OUTBACKS have been in high demand since the originals rolled out a few years ago. It will be well worth the wait when it arrives.


----------



## Mountyhawks (Feb 15, 2004)

We ordered our 28RLS on February 14, 2004 as a Valentine gift to each other. The dealer pushed the factory for a rush. It came off the line on April 6. We were told that the delivery service was 2 weeks behind in their deliveries.

The dealer again asked them to rush the delivery. It arrived at the dealer April 8 and went to the shop for prep. We did not get the oven. The dealer said that they will install it as soon as the supply catches up.

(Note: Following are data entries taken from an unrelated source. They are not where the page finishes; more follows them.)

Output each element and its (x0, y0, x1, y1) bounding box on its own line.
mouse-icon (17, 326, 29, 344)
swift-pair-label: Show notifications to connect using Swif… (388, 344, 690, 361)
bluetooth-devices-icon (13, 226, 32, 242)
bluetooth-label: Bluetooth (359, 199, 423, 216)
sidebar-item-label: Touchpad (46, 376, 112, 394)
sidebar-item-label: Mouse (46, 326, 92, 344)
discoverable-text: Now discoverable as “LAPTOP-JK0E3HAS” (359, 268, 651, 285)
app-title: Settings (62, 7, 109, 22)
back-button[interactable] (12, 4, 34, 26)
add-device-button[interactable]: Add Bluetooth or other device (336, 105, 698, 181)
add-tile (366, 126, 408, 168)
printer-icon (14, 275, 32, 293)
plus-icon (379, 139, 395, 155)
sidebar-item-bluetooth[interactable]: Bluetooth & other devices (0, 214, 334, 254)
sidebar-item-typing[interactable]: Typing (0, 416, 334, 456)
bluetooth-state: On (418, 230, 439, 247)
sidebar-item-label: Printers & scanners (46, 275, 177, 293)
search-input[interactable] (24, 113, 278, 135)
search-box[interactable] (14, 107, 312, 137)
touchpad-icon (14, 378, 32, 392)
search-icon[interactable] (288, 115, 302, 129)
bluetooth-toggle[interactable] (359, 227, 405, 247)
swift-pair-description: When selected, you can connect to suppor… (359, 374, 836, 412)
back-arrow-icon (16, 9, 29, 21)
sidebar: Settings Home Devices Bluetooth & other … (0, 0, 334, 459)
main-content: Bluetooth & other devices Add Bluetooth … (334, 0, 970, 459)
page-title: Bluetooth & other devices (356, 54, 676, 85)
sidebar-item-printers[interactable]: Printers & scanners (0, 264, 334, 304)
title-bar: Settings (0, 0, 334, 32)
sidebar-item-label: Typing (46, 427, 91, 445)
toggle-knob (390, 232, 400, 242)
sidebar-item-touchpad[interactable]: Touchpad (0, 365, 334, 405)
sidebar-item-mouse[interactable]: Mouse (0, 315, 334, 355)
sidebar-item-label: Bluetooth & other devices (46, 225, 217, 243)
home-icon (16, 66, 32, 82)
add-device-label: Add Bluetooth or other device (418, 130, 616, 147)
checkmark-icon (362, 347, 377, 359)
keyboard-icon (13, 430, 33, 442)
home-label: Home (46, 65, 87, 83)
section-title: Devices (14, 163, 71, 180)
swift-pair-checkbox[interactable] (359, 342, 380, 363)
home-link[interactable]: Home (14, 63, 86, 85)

We are supposed to pick up today, April 13.

That was our experience. Maybe we were lucky and maybe the dealer pushed for us. We are near Philadelphia.

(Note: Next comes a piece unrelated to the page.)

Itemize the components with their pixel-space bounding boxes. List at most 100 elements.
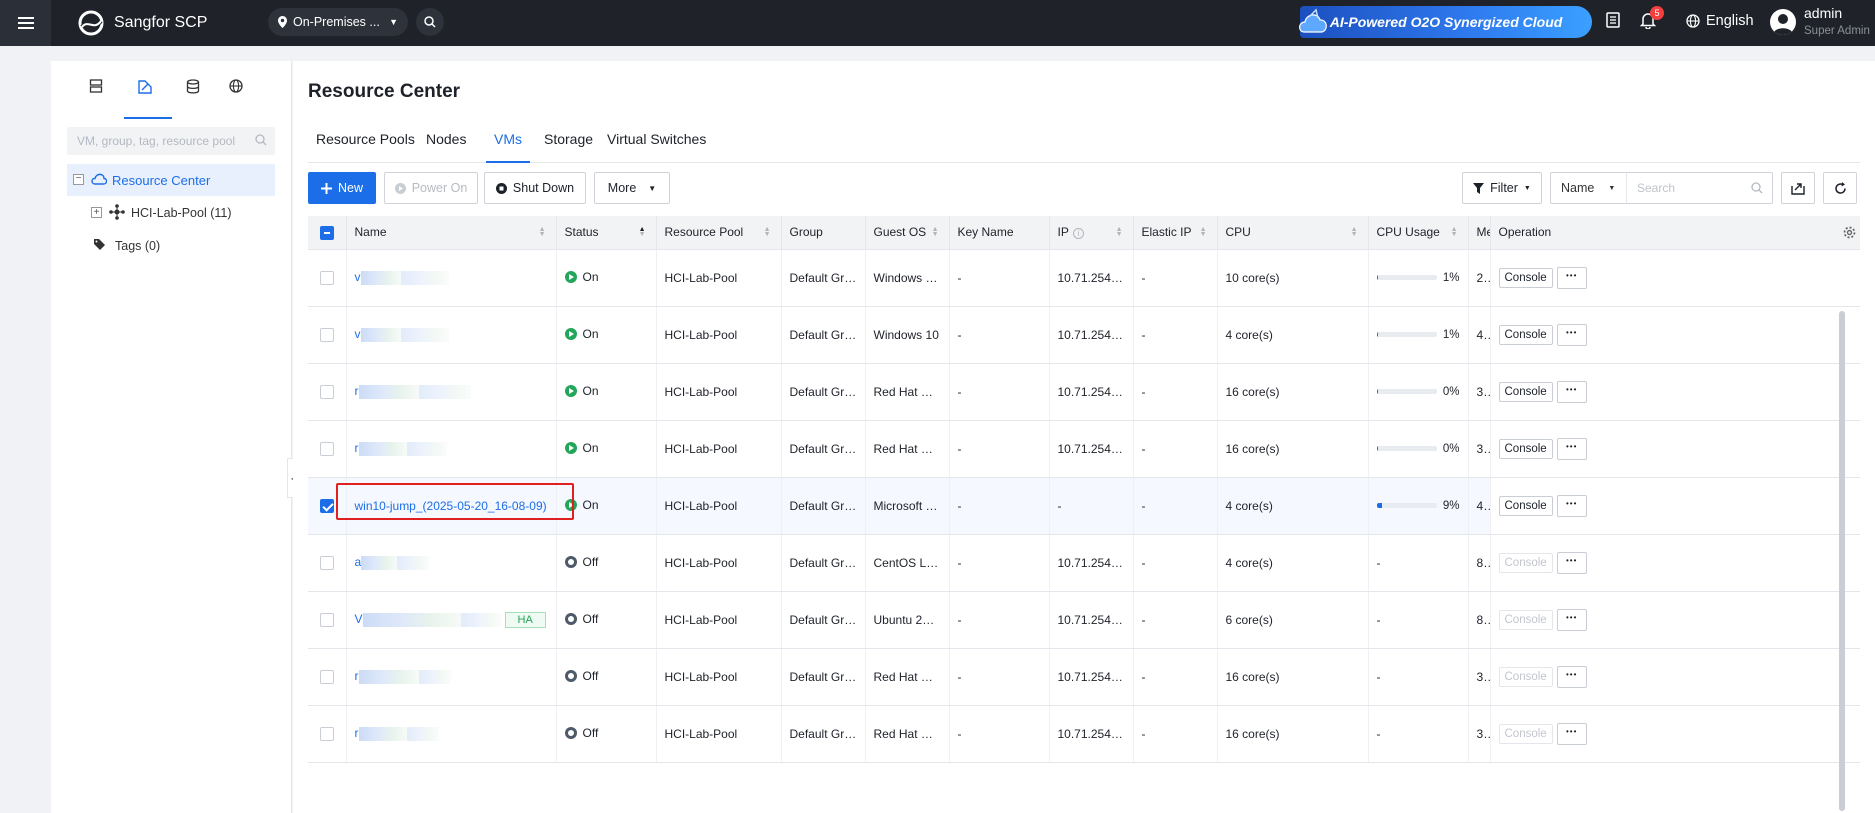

Can't wait to get the TT and get started. Good luck on getting your new trailer.


----------



## kimacobb (Apr 4, 2004)

GRRRRRRRRRRR this waiting thing is for the birds...thanks for yor all you input...Im going to call the dealer today ...he said he would have ALL my answers by today...lets see if he does.

Kim


----------



## Pat&Joanne (Apr 12, 2004)

We purchased ours off the lot. It had been one of his floor models at a recent RV show. Gave us a great price as well - and it has an oven. Had to wait a while for delivery because I had to make room for it in the back yard.


----------



## Cats4Nat (Jan 28, 2004)

March is busiest 'delivery' month for RV industry. We ordered ours on Feb. 19th and got it 3 weeks later, but we were there at the right time. There are folks still waiting who ordered end of February.

Does your contract allow you an out or does it bind you 'because dealer cannot be held responsible for delivery time'. Although, probably be the same at another dealer.

Just think that they are taking there time so you will have perfect Trailer!!


----------



## kimacobb (Apr 4, 2004)

Perfect Trailer Huh? wouldnt that be nice.....

The dealer said " pending any shortages it should be off the line today".
I could end my contract if I wanted to but Ive waited this long I might as well wait alittle longer. BUT its still not easy. At least we see a light at the end of the tunnel.

Kim


----------



## California Jim (Dec 11, 2003)

Must be nice to be able to sell as much as you can possibly make







Wish my business had that "problem"!


----------